49 settimane: a partire dal Free Comic Book Day dello scorso anno in cui per la prima volta venimmo a contatto con Futures End #0, sino ad arrivare alla resa dei conti di Mercoledì Primo Aprile 2015. Ho dovuto leggere questa issue ben tre volte prima di poter formulare un’opinione precisa e, ad ogni rilettura, le note positive si affievolivano, discendendo dall’eccitato entusiasmo per l’ultimo capitolo dell’abnorme serie fino ad arrivare all’indignazione per un finale che sa tanto di presa per il c**o. Futures End #48 fondamentalmente è una buona issue che non presenta particolari difetti “tecnici” ma fallisce totalmente nelle premesse generali di storyline che si era imposto sin dal primissimo numero.
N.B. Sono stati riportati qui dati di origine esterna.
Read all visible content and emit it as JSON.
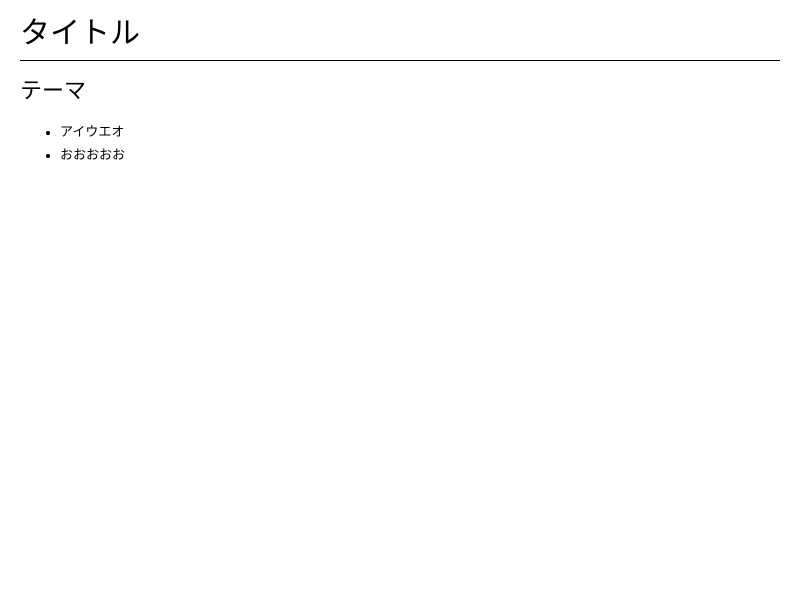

La penna dei vari autori è di buona qualità, la caratterizzazione e l’abilità nel catturare determinati momenti sono punti a favore, ma è il soggetto stesso della serie a far acqua da tutte le parti, lasciando annegare il lettore in un mare di malcontento. La sensazione al termine della issue è quella di aver faticato per un anno intero, seguito le trame spesso frammentarie e noiose dei numerosissimi personaggi, chiuso un occhio sugli svariati capitoli davvero pessimi e aver sopportato un incoerenza artistica assurda per ritrovarsi con un pugno di mosche in mano. Non è stato risolto assolutamente nulla e visto l’annuncio di un paio di serie DC per il post-Convergence, la sensazioni di esser stati ingannati per un anno intero dalla pubblicazione di Futures End è insopportabile.

Futures End #48 è un esempio di mediocrità nella gestione a lungo termine delle trame e di una serie settimanale. Sapere perfettamente il motivo per cui una weekly della durata di un anno, un lunghissimo anno, sia terminata in maniera così brusca e ingiustificata rende la presa per il cu*o ancora più difficile da digerire. Perché, e mi ripeto ancora, dopo un anno e quarantanove numeri che definire altalenanti nella qualità sarebbe un eufemismo, non è possibile rimandare tutto al futuro, non è possibile rimandare la quadratura del cerchio ad una serie che verrà. È intrinsecamente contraddittorio e sbagliato, disonesto nei confronti del lettore.

È davvero troppo semplice immaginare un pelatone a caso che dall’alto osserva i suoi clienti, ridendo della loro stupidità, pensando a quanto è stato scaltro per aver escogitato il piano perfetto che ha portato introiti costanti nelle sue tasche a spese della fiducia dei lettori. Non mi dilungo oltre nella recensione di questo capitolo finale di Futures End perché non merita ulteriori considerazioni. Un finale sciatto e disinteressato. Complimenti vivissimi.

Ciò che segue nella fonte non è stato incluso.